Microsoft is not the only company requesting this type of data in order to choose business partners, and it won’t be the last. The UK government recently announced plans to launch a social contract for all public sector suppliers, requesting credentials of their environmental and social activities.

The monetary value of sustainability is suddenly starting to become quite obvious.

Regulation as a Driver of Sustainable Investments

The current focus on environmental and social issues from both regional (the European Commission) and national policy makers, combined with current COVID-19 financial stimulus packages, will drive investment in sustainable initiatives across Europe — if only to ensure compliance and avoid potential penalties.

Inevitably, organisations will need to factor the effects of the environmental and social crises into their risk assessment exercises to prove their long-term sustainability. They will also need to consider the negative impact that any wrongdoing in these areas would have on their reputation, share price or valuation.

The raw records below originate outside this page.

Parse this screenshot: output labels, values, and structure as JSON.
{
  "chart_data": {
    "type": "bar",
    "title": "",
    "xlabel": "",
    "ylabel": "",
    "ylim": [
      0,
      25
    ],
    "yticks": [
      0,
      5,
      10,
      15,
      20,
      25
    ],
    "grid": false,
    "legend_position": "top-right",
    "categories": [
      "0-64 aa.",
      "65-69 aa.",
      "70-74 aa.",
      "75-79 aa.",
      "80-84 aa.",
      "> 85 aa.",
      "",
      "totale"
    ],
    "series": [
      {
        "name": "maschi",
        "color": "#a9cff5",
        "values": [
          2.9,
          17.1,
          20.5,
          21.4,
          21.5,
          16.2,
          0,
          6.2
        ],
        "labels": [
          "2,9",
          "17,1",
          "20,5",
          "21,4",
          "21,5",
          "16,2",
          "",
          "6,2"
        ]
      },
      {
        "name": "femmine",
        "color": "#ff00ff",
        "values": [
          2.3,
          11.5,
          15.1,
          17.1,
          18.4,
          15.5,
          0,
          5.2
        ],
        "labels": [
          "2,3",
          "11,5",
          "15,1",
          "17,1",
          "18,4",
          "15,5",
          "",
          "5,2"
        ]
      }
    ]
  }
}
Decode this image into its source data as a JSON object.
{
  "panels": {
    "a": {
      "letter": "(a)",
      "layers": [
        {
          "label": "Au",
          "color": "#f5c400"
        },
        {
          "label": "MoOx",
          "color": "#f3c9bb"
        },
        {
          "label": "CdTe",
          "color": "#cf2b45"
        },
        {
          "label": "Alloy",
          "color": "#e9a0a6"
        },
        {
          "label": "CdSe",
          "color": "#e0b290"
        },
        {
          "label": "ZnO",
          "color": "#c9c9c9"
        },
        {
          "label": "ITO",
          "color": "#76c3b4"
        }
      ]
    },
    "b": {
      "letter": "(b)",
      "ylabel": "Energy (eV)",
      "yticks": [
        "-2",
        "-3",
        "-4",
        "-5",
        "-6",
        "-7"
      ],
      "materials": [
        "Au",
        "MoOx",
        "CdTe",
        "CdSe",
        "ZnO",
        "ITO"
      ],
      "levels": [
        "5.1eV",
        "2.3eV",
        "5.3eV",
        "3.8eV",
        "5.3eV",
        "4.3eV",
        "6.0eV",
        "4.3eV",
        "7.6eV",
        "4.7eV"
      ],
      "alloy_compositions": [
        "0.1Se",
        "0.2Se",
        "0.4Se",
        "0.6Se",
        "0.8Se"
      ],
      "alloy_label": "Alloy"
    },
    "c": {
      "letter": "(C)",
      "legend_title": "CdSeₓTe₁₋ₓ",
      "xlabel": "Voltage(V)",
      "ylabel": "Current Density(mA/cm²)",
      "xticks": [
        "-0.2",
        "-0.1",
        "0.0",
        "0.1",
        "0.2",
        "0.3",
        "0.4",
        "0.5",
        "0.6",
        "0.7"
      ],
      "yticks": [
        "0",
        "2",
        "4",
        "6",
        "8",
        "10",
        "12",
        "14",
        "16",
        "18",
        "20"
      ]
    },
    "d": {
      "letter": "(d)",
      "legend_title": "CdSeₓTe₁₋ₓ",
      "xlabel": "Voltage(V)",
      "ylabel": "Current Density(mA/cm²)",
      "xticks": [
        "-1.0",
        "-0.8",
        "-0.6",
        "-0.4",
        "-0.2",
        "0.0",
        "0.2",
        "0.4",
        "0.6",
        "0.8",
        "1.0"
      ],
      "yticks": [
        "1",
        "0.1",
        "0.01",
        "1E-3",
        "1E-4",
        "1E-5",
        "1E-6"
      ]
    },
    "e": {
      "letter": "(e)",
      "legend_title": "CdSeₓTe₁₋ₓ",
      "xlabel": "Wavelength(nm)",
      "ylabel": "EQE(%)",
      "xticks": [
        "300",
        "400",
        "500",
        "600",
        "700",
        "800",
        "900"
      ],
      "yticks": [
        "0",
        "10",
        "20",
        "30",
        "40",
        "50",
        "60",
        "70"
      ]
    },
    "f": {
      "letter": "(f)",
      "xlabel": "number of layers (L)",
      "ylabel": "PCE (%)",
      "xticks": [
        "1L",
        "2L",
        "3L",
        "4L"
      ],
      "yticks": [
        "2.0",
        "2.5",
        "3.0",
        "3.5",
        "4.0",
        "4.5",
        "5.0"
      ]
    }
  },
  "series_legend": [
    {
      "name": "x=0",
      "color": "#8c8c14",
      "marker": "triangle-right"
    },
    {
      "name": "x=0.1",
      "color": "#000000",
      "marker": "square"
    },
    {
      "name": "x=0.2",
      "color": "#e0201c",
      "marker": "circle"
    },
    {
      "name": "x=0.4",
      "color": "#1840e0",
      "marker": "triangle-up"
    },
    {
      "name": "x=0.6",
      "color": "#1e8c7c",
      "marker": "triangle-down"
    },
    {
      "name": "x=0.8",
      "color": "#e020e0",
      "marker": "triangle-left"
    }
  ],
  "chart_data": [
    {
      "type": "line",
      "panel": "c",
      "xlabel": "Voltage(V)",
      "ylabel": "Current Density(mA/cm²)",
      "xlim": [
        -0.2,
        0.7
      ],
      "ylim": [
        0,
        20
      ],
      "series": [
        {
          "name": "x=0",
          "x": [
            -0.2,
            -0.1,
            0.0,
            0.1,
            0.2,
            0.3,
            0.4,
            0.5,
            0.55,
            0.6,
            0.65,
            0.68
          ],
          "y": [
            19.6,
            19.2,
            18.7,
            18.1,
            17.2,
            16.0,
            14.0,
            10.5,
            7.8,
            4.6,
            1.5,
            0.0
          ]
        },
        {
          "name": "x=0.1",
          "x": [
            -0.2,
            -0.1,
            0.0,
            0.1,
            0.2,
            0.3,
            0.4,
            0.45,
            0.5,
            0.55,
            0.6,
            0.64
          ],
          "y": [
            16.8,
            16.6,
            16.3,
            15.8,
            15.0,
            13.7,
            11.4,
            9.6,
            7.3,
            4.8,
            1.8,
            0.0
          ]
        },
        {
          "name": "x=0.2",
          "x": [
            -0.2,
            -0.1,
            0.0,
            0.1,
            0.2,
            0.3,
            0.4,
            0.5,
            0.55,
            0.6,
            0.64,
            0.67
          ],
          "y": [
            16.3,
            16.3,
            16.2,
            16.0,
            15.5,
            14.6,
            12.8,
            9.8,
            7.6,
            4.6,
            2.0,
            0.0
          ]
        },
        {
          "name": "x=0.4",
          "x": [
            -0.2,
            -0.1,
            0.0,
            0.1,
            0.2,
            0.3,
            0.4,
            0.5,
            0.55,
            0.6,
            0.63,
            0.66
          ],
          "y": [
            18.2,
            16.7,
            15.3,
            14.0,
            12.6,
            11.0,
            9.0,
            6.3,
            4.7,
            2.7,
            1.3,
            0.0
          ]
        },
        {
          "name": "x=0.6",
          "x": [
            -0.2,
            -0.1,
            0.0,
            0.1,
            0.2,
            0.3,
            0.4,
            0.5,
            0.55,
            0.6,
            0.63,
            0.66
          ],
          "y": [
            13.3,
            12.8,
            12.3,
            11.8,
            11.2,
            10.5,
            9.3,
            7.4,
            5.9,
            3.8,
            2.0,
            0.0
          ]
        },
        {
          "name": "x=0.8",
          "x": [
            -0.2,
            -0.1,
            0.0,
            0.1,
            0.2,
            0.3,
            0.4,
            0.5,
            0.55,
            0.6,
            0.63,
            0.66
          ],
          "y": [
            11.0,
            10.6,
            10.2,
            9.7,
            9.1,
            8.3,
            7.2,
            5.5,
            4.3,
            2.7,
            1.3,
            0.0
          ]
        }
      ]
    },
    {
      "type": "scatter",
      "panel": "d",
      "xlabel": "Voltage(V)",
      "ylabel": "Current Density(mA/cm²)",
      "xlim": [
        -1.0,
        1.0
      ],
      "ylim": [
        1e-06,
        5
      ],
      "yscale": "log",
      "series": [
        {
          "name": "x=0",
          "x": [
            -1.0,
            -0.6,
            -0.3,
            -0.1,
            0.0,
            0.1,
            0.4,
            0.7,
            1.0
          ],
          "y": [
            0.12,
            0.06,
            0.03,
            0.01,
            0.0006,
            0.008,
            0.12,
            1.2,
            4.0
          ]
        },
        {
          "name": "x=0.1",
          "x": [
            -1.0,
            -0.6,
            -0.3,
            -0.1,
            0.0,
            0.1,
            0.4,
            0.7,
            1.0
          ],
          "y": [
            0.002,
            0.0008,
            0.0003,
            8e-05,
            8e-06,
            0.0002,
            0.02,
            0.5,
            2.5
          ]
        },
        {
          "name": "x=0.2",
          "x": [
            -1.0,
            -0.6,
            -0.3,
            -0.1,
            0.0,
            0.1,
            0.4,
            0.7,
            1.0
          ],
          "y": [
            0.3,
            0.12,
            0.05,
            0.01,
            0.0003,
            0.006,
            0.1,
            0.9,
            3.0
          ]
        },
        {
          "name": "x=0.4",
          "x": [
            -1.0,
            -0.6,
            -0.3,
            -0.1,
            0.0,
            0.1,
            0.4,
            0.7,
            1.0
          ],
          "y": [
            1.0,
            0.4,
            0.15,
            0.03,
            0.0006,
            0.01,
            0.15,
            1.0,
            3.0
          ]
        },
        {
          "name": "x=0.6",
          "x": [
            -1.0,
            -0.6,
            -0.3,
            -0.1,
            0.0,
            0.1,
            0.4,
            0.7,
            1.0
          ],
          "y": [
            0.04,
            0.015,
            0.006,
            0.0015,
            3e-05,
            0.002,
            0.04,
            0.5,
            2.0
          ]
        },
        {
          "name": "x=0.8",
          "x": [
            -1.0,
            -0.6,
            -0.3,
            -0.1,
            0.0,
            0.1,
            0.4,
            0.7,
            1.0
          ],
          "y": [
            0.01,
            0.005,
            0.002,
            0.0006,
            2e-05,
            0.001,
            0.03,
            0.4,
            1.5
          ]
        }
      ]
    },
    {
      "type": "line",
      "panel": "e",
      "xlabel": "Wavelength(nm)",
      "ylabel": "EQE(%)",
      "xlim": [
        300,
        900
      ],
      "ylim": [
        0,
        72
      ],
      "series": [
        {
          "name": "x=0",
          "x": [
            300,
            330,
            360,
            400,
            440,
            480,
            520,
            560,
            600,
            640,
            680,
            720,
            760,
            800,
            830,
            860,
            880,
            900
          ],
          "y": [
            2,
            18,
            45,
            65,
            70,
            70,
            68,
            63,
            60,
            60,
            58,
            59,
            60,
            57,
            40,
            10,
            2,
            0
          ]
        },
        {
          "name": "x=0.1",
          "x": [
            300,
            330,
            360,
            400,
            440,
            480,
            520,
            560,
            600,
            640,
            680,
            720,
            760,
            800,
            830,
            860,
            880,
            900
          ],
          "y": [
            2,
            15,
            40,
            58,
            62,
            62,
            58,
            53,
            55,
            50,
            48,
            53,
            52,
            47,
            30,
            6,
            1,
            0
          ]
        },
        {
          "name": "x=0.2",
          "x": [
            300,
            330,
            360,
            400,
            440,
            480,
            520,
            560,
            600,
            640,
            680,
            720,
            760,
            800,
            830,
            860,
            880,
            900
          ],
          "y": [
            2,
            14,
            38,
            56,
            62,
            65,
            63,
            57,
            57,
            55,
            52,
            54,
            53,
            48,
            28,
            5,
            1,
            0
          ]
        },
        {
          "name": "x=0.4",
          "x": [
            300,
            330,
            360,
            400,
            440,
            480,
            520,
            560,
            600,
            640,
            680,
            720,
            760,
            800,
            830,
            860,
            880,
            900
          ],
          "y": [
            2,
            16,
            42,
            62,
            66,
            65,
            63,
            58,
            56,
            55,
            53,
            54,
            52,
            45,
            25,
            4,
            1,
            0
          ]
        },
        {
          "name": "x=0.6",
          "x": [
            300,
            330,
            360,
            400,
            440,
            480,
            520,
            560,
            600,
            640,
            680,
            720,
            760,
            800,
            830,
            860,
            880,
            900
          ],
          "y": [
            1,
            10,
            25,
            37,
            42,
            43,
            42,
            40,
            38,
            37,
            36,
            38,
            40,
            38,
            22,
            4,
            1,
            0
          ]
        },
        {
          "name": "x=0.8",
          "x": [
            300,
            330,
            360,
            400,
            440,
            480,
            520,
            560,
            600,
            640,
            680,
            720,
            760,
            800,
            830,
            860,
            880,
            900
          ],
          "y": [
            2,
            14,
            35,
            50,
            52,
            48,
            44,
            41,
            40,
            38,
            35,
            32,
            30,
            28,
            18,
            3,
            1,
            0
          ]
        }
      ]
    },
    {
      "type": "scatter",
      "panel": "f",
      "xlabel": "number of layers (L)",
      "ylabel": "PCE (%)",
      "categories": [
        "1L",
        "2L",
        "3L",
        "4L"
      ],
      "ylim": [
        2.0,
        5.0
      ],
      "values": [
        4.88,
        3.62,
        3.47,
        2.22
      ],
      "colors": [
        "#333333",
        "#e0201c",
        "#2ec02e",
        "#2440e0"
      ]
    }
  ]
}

Admittedly there is still some confusion about standards, reporting methodologies and taxonomies, but initiatives such as the European Non-Financial Reporting Directive review (due in March 2021) and the Sustainable Corporate Directive (due this summer) should give organisations better clarity of what is expected from them, as well as what data to report and how. This should help companies demonstrate the non-financial value of sustainability.

Ultimately, it comes down to managing risk, trust and reputation.